The median forecast in a Bloomberg survey called for 5.05 million openings in January after a previously reported 5.03 million a month earlier. The Labor Department’s report reflected annual revisions to seasonally adjusted figures dating back to January 2010.

Stocks fell, wiping out gains for the year, as the dollar strengthened to near a 12-year high versus the euro on speculation the Fed is moving closer to raising rates. The Standard & Poor’s 500 Index declined 1.2 percent to 2,054.87 at 10:33 a.m. in New York.

The Job Openings and Labor Turnover Survey, or JOLTS, adds context to monthly payrolls figures by measuring dynamics such as resignations, help-wanted ads and the pace of hiring. Although it lags the Labor Department’s other jobs data by a month, Fed Chair Janet Yellen follows the report as a measure of labor-market tightness and worker confidence.
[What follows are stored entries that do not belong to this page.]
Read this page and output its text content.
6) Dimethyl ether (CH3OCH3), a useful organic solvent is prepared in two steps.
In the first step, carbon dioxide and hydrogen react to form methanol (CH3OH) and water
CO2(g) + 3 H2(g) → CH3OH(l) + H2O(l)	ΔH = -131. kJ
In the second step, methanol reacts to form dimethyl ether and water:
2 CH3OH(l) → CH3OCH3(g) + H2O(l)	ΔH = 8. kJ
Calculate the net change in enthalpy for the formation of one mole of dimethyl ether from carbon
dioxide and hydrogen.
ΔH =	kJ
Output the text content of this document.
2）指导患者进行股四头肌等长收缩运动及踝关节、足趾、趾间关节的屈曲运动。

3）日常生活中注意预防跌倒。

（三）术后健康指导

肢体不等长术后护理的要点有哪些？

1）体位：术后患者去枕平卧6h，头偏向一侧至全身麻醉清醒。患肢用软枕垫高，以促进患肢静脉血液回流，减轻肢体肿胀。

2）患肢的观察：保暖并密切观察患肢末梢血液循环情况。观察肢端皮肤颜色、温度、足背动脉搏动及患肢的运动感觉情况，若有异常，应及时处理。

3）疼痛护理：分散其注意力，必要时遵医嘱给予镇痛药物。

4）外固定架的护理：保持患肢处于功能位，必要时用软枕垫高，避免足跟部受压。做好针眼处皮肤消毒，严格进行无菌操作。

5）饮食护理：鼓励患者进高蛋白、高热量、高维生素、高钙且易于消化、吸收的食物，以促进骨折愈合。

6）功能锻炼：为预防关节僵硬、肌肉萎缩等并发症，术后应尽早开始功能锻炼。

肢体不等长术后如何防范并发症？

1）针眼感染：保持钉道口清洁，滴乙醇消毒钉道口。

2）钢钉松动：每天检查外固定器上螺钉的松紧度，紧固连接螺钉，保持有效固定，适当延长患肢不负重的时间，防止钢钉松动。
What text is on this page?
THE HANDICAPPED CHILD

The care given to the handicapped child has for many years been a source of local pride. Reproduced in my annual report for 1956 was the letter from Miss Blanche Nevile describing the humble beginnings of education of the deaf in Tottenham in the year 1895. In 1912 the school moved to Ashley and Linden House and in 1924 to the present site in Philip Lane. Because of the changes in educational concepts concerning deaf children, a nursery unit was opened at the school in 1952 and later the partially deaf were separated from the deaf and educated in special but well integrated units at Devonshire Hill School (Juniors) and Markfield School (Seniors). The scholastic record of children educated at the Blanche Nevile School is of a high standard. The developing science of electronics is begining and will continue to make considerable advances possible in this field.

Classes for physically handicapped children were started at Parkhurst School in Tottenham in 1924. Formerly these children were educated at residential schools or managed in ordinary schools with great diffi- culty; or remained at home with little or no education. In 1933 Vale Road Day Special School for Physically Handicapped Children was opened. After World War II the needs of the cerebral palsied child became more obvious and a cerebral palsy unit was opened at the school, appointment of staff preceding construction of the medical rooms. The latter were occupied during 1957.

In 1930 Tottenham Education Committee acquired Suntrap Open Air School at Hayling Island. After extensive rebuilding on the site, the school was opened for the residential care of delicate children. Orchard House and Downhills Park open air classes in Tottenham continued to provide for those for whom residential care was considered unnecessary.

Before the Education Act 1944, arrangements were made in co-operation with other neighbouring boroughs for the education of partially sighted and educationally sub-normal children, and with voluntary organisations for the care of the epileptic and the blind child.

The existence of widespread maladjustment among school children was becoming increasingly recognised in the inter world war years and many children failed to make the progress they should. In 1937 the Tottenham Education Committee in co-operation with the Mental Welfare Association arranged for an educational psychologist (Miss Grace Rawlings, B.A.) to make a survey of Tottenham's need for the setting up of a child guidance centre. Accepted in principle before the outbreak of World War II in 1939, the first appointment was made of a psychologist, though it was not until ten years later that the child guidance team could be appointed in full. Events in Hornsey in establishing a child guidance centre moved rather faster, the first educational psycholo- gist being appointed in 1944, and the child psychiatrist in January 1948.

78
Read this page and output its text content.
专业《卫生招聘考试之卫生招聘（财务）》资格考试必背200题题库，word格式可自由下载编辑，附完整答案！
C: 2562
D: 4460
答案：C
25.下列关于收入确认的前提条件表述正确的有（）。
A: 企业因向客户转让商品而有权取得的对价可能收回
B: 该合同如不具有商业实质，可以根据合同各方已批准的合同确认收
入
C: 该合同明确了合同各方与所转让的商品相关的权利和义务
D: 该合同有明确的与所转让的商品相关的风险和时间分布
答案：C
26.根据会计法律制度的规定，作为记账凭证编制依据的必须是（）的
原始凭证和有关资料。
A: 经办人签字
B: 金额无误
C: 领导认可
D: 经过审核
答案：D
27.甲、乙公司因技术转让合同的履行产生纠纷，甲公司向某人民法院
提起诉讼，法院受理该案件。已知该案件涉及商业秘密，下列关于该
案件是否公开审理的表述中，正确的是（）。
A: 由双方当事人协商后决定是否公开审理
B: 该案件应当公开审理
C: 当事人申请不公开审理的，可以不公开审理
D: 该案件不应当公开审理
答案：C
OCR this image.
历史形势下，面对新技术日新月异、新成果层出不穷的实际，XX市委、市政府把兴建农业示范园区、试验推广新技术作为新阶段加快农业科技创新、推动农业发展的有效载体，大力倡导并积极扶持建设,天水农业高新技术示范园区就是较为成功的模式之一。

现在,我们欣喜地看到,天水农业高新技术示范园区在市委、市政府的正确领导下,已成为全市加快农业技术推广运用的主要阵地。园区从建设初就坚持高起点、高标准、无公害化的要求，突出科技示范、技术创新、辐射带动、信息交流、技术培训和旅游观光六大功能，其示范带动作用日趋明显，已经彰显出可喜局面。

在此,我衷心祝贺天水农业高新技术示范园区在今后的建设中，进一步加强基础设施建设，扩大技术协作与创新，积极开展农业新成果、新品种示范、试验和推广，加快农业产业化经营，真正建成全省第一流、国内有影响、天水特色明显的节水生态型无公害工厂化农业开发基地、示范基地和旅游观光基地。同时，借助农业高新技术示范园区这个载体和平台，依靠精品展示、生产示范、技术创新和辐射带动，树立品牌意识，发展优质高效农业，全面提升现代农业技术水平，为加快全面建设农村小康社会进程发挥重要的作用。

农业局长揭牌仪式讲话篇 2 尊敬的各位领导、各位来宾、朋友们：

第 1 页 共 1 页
Some 2.8 million people quit their jobs in January, up from 2.72 million a month earlier, today’s report showed. The quits rate rose to a three-month high of 2 percent in January from 1.9 percent.

The hiring rate – the number of people who got new jobs divided by the number who worked or were paid – dropped to 3.5 percent in January from 3.7 percent a month earlier. Hires fell to 5 million from 5.24 million, according to today’s figures.